Essentially Madison came to his conclusion not only because the bank had existed for so long but also because the public had come to accept it. One could say that Madison was, in fact, an adherent of the concept of the living Constitution, in which the meaning of the document evolves over time as standards of justice change. Jefferson too thought it ludicrous that one generation should be beholden to another for its basic laws. "We might as well require a man to wear still the coat which fitted him when a boy, as civilized society to remain under the regimen of their barbarous ancestors." The living Constitution is an approach grounded in precedent, "which allows us to meet the demands of today, not force us to follow the commands of the long-dead Founders," as the constitutional scholar David A. Strauss has written.

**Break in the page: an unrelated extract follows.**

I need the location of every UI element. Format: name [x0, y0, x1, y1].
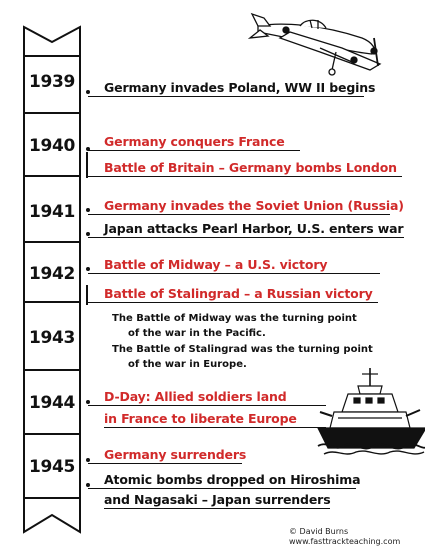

The mantle of originalism allows judges like Alito to pretend that their interpretation of the Constitution is grounded in an objective standard, but as we have seen, this is historically inaccurate. Instead, originalism represents a way to overturn longstanding precedents which many in the conservative movement detest. The use of originalism not only threatens a women's right to choose an abortion, but could ultimately move the nation backwards, taking away now long-established rights that could include gay and interracial marriage, contraception, even the right to privacy. We would be better served to follow the approach of James Madison.